CDNs already provide infrastructural services at a large scale to companies on the internet. They are also expensive, because they provide a service that only big players require. For example, a content provider like Netflix needing to distribute its content worldwide in order to meet global demand. The need for a CDN only arises when such demand is high, and revenue is flowing; it is hardly surprising that CDNs therefore take a big slice of the profit in exchange for expanding the pie.

$$$

Protecting users’ privacy, however, should not be expensive. It should be cheap and easy. While it is great that privacy-enhancing protocols are being developed, with increasingly innovative ways of splitting up the trust, we should consider how expensive or difficult it is to implement and run them. If the infrastructure bill is so high that only a company the size of Google could deploy or implement these privacy standards, that is a serious problem.
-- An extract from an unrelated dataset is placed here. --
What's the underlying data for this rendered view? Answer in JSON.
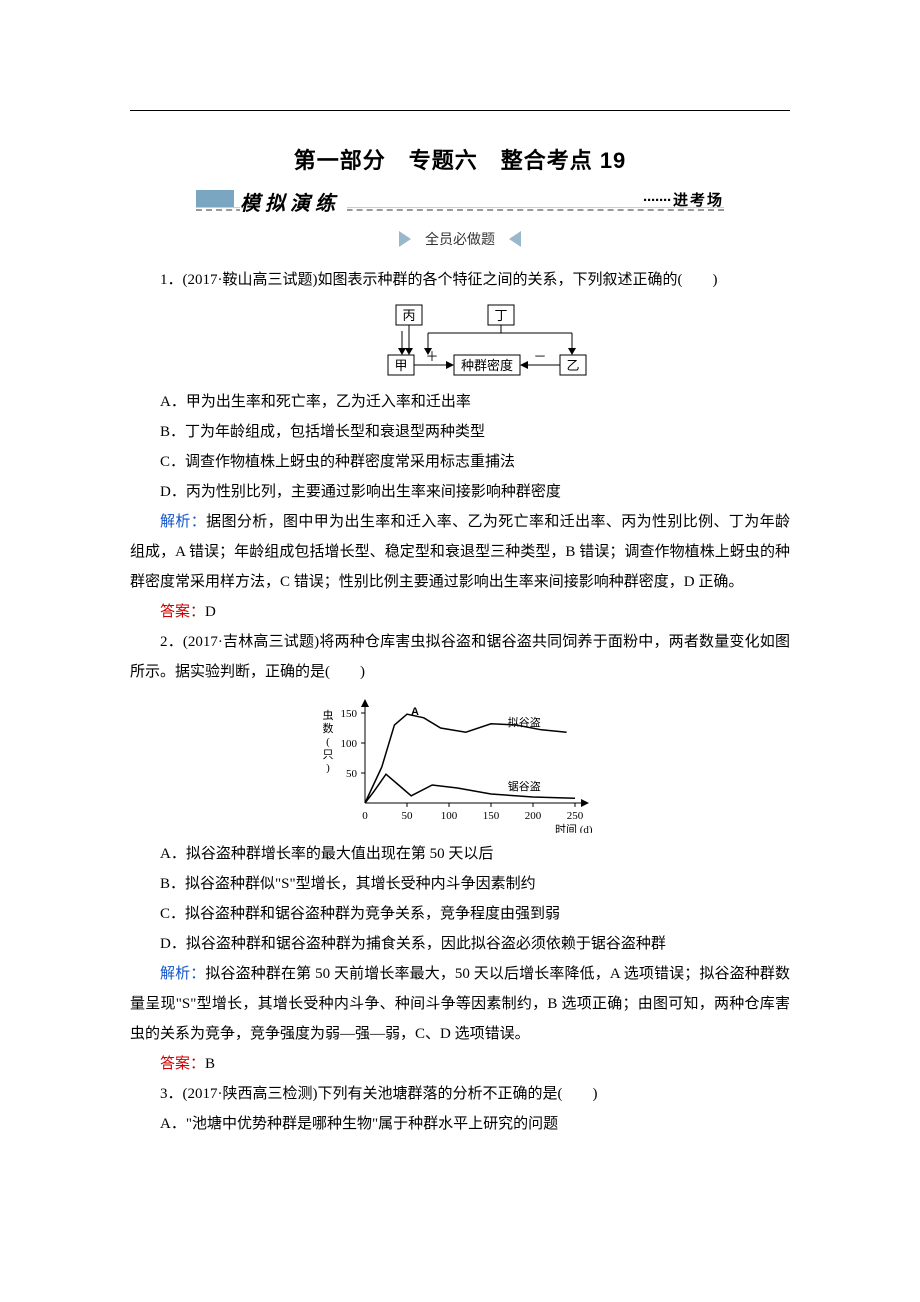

It puts users in a position where their only choice for retaining their privacy on the internet will be to trust Big Tech and a commercial third party. This trusted third party is completely invisible to the users who are supposed to trust them. Even worse, there are very few infrastructure companies in the world capable of running such a service—further centralising internet infrastructure.

Should users just embrace CDNs as their only chance at workable privacy protocols online? No! The good news is that we have a precedent for relying on organizations that act in the public interest in these situations. The ubiquitous adoption of an older privacy-enhancing protocol, the HTTPS protocol, which ensures that your connection to a website is secure, was largely enabled by the Let’s Encrypt project, which effectively acted as a trusted third party and issued the digital certificates this protocol required for free. Crucially, Let’s Encrypt is run by a non-profit using donations and grants; it effectively acts as public interest infrastructure [4]. While it remains to be seen how the infrastructure-reliant privacy protocols currently in development end up being deployed and with what business relationships, the active participation of ISRG (the parent organisation of Let’s Encrypt) in developing these protocols is heartening [5]. One hopes that they would take on a similar non-profit-driven role in the actual operation of these systems. There is also active work being done on developing cryptographic privacy protocols that are cheap and easy to run while guaranteeing similar privacy properties. This should be encouraged and supported. We can expect to see these protocols starting to be widely deployed in the coming few years.

We need privacy-preserving protocols that can serve the interests of civil society and small organisations who cannot afford the massive infrastructure bills associated with CDN corporations. We need privacy on the internet to be accessible for everyone. Privacy is a political right. It cannot and should not be a premium service.